Выбрать главу

Мышкин не избежал ареста. Он был одним из обвиняемых в «процессе 193-х». По поручению товарищей — народников-пропагандистов Мышкин выступил на суде. В яркой речи он раскрыл причины возникновения в России революционных организаций, их цели. Суд приговорил Мышкина к 10 годам каторги. Он побывал в самых страшных тюрьмах России: Новобелгородской, Мценской, Иркутской, в Восточной Сибири, на Каре, в Петропавловской крепости.

В тюрьмах Мышкин не раз выступал против зверского режима, за облегчение участи своих товарищей. В Иркутской тюрьме он выступил с протестом во время отпевания в церкви политического заключенного Л. Дмоховского.

За произнесение речи «противоправительственного содержания» срок каторги Мышкину был увеличен до 15 лет.

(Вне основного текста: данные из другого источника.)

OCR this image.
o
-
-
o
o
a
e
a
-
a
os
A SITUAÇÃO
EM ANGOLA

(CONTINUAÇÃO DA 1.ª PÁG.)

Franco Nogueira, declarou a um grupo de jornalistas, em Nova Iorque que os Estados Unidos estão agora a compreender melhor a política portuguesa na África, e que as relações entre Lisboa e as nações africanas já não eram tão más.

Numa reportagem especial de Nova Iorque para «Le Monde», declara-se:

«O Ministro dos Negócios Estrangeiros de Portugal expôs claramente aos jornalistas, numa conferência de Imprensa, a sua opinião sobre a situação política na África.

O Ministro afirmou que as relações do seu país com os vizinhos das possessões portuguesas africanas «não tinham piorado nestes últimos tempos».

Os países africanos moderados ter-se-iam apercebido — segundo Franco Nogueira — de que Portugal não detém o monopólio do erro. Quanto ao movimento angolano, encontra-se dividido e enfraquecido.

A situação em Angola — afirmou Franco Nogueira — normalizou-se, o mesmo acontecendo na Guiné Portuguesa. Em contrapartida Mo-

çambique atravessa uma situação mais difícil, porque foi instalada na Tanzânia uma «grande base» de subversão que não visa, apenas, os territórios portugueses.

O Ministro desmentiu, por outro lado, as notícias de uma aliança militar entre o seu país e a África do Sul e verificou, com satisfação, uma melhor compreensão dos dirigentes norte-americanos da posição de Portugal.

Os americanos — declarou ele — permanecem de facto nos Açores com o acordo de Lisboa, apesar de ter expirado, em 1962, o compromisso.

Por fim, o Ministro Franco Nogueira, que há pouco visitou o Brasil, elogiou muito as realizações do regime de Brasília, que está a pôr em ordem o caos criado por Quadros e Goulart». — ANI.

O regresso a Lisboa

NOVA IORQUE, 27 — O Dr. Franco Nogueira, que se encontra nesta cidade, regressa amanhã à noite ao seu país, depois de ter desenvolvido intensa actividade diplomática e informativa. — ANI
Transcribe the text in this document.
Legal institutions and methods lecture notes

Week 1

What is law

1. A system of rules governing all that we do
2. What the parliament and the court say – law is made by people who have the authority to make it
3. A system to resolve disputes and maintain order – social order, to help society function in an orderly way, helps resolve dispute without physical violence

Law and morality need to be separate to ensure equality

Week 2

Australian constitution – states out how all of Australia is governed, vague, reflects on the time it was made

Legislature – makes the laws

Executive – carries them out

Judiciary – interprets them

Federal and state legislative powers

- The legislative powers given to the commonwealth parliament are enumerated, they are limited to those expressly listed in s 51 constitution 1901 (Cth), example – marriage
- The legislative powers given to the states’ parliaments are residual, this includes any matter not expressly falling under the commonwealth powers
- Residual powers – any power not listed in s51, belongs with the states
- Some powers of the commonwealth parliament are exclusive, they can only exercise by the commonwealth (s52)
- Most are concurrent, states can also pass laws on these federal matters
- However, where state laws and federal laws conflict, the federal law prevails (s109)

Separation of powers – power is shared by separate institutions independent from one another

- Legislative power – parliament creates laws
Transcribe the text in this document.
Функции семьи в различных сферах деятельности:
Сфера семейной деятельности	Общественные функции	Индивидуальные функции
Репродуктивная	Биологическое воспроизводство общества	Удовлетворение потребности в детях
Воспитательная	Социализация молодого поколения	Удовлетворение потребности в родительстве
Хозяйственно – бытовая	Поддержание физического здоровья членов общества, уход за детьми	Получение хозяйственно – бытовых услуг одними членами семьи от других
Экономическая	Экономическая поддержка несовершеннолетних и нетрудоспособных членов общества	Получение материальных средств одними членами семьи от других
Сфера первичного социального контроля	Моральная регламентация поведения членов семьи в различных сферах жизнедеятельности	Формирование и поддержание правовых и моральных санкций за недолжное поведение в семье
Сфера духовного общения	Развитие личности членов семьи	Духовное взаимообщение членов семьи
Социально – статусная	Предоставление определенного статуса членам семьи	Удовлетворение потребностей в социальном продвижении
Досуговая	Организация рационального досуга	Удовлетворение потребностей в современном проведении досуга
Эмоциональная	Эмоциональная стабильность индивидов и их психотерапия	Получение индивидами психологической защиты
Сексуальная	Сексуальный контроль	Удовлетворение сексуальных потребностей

В 1882 году Мышкин с несколькими товарищами бежит с карийской каторги. Бежавшие сумели добраться до Владивостока, там их опознали. После этого побега Мышкин был доставлен в Секретный дом Алексеевского равелина.

По воспоминаниям народника Попова, сидевшего в камере, соседней с камерой Мышкина, он умело обходил все строгости тюремного режима, быстро налаживал связи с товарищами. На широких полях книг религиозного содержания Мышкин писал записки обожженным концом спички, обрывал их, во время прогулок клал на определенное место. Он убеждал товарищей выступить коллективно за смягчение тюремного режима. Мышкин предлагал всем заключенным в определенное время поднять крик, бить окна, требуя выдачи книг, разрешения свиданий, переписки. Товарищи поддержали Мышкина, но протест был отложен: появилась надежда, что заключенных из крепости отправят в Сибирь. На самом деле в августе 1884 года их отправили в Шлиссельбургскую крепость.

Режим Шлиссельбургской крепости — строжайшая изоляция узников, лишение прогулок, отсутствие переписки, сырость и холод — угрожал гибелью всем заключенным.

Мышкин и здесь пытался протестовать. Он считал, что, нанеся начальству «оскорбление действием», будет вызван на суд, где расскажет о режиме в крепости и ценой своей жизни облегчит участь товарищей.

Мышкин бросил тарелку в смотрителя тюрьмы Соколова — Ирода. Гласного суда, на который рассчитывал Мышкин, не было: в период жесточайшей реакции в России 80-х годов власти решили не церемониться.

26 января 1885 года И. Н. Мышкин был казнен в Шлиссельбургской крепости.

Рядом с камерой, где помещен портрет Мышкина, витрина с аннотациями. Они напоминают о революционной борьбе 70―80-х годов XIX века в России, о революционерах-народниках, о политических «процессах 50-ти и 193-х». Здесь же можно видеть портреты участников «хождения в народ», заключенных в эту тюрьму в 1874―1878 годах, — Д. М. Рогачева (1851―1884), С. Ф. Ковалика (1846―1926), С. И. Бардиной (1853―1883), С. С. Синегуба (1851―1907), а также членов «Земли и воли», находившихся здесь же в 1877―1881 годах: М. А. Натансона (1850―1919), А. Ф. Михайлова (1853―1929), В. Ф. Трощанского (1843―1898), О. А. Натансон (1850―1881).

Выдающимся пропагандистом, человеком кипучей энергии, огромной воли, больших организаторских способностей был А. И. Желябов. С 4 по 25 марта 1881 года он находился в камере № 7.

А. И. Желябов (1850―1881) — один из видных деятелей партии «Народная воля», член Исполнительного комитета. Он считал необходимой политическую борьбу с царизмом и принял участие в организации ряда покушений на Александра II. Он же должен был руководить покушением 1 марта 1881 года. Но 27 февраля Желябов был арестован и 4 марта заключен в тюрьму Трубецкого бастиона. Еще 2 марта он узнает о состоявшемся покушении, о смерти Александра II. Один из участников событий бомбометальщик Н. И. Рысаков был арестован на месте покушения. Началось расследование дела.

2 марта Желябов подал на имя прокурора заявление, в котором просил приобщить его к делу 1 марта. Своим заявлением Желябов бросил смелый вызов только что возведенному на престол Александру III, говоря, что он ветеран революции и если бы не арест, то он, Желябов, принял бы участие в умерщвлении царя.

На суде Желябов пытался изложить программу «Народной воли», показать заслуги революционеров перед Родиной и народом. Его речь неоднократно прерывалась судьями, но то, что он сумел сказать, прозвучало грозным обвинением самодержавному строю.